黄昏とも言えぬ夕べ
空が焼けている。
黄昏の色。
世界の終わりをペーパームーンが眺めていて、人々にこの星の終わりを告げた明星は空を緋色に焼いている。
人は誰もいないひっそりとした川の畔で、一匹の犬がそのか細い月明かりと眩いまでの星明かりに照らされていた。その淋しい色に、取り残された犬の美しいまでに白い毛も染まっている。彼が身につける崩れそうなまでに年季が入った首輪の脆さが、世界の物悲しさをより一層引き立てている。

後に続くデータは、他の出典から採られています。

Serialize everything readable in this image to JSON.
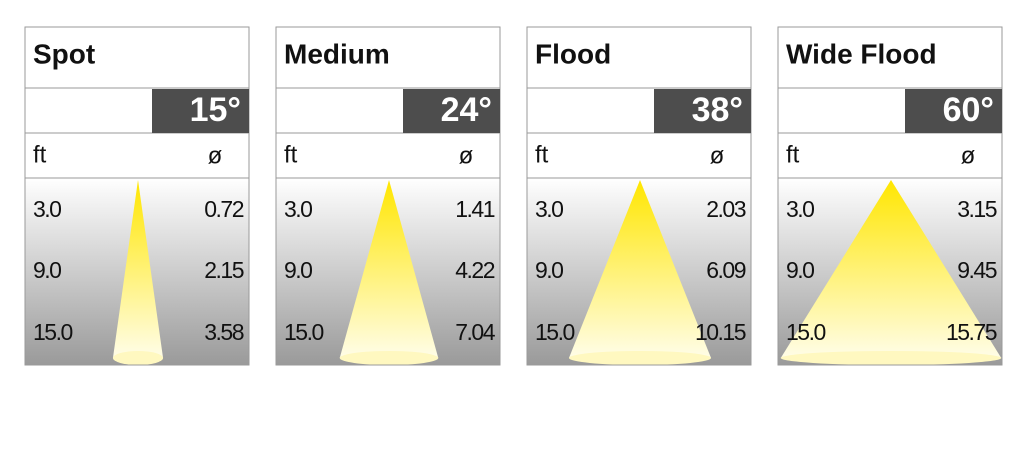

その犬は、ただひたすらに天を仰いでいた。彼を置いていった者達はとうの昔に見えなくなったというのに。
今はもう、郷愁の曲を流す緩やかな川と、憤慨を辺りに当たり散らす風しか、彼のそばにいない。確実に石竃へと近づいている気温に草木もほとんどが挫けてしまった。
そんな世界に取り残された一匹の犬を、遥か遠くの月が優しく、そしてこの星に終わりを告げた明星が嘲りながら、眺めているのだ。この小さく取るに足らない存在を。全くの差別もせず、そして欠片の想いも寄せずに、眺めているのだ。
地球はもうすぐ滅びる。
宇宙から迫りくる、巨大な隕石によって。
いや、それを隕石というのは役不足だ。それは太陽ほどの大きさと質量、そして熱量を誇っているのだから。
人間はその脅威を逸早く発見し、逃げた。自分達を滅ぼそうとするそれが降ってくる、その無限に広がる宇宙へと、逃げた。
そして、取り残された犬の美しいまでに白い毛は、哀しいまでの緋色に染まっている。
彼は世界の黄昏にあった。
誰そ彼――暗くなり、人の顔が判別出来なくなるからこその、その呼び名。しかし、暗闇を迎えつつあるその時間に、その犬の名前を呼ぶ者はいない。
もっとも、誰かがいても全くの無意味だった。
白いに覆われた、崩れそうなまでに年季が入った首輪のネームプレートは、もう文字が霞んで見えなくなっていたのだから。
None comes by dog.
秋というテーマで書いた作品です。
秋の切なさ、懐かしさ、焦燥感、終わっていく様子――そんな秋のイメージを集めて沈ませていくイメージで書きました。秋を思い出していただけたら、うれしいです。
では、あなたの秋が懐かしいものであることを願って。
ちなみに、わたしは秋は美味しいと思います。